Molecular dynamics modelling of biomolecular interactions with lipid membranes and novel coarse grain lipid model development : a thesis presented in partial fulfilment of the requirements for the degree of Doctor of Philosophy in Biochemistry at Massey University, Albany, New Zealand
Lipids comprise a key component of the cellular membrane and are essential to many biological processes. In silico investigations provide valuable opportunities to study the dynamics and structure of biological molecules, such as lipid membranes and the molecules that interact with them, at near atomic resolutions. In the context of this thesis three research projects were undertaken with a focus on lipid membrane simulations.
The structure and dynamics of the novel antibacterial battacin analogue peptides and their interactions with model membranes of the common pathogenic gram positive and gram negative bacterial species Staphylococcus aureus and Escherichia coli were studied. Antibacterial peptides are a key area of research due to their potential medicinal applications in overcoming the current antibiotic resistance crisis. However, detailed knowledge of their mode of action is often lacking. The peptides were to found to insert into the bacterial membranes, facilitated by the insertion of the fatty acid moiety, and showed strong affinity for all three types of membranes studied.

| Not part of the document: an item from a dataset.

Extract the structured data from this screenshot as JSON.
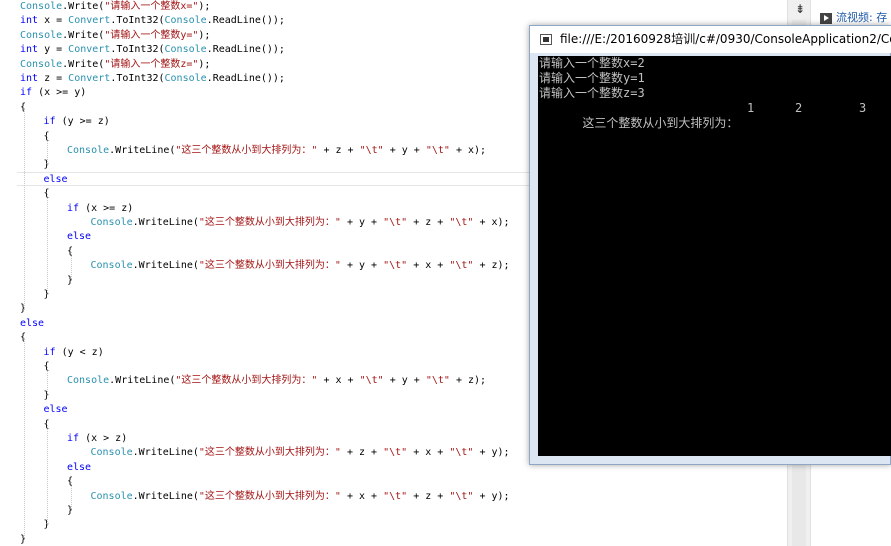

Antifreeze protein 1 (AFP1) is critical to cell survival at near freezing temperatures. Structural analysis of the behavior of AFP1 is presented, including a study of its possible aggregation. Interactions of AFP1 were studied in conjunction with a model of a typical cell membrane. AFP1 units were found to be flexible in solution, adopting a variety of non α-helical structures. In certain cases, two AFP1 proteins aggregated together and interacted with each other. Furthermore, AFP1 interacted with the unsaturated lipid membrane, coming to rest on its surface, providing insight into the freezing damage prevention mechanism.

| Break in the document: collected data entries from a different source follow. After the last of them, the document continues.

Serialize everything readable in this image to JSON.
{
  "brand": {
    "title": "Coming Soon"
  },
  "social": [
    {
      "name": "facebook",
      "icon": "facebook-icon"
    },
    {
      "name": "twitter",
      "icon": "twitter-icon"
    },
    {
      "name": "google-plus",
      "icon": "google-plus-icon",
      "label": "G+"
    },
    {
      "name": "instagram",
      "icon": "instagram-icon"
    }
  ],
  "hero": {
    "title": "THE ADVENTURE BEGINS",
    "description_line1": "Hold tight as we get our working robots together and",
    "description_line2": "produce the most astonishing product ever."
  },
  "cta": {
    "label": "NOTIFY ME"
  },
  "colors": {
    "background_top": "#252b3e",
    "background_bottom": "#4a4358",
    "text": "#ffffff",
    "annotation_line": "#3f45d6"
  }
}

Finally, in order to facilitate simulation of larger biological membrane systems, a novel supra-atomic phospholipid model was proposed, and model parameters developed for the common lipid 1,2-dipalmitoyl-sn-glycero-3-phosphocholine (DPPC). The model is based on and ultimately compatible with the GROMOS 54a8 atomic-level force field103 including the GROMOS coarse-grained water model111. It is also polarisable, unlike many popular supra-atomic models. The DPPC model was developed following a bottom-up approach, and is intended to pave a way for stepwise parameterisation of other lipids, to build a library of “plug and play” lipid parameters.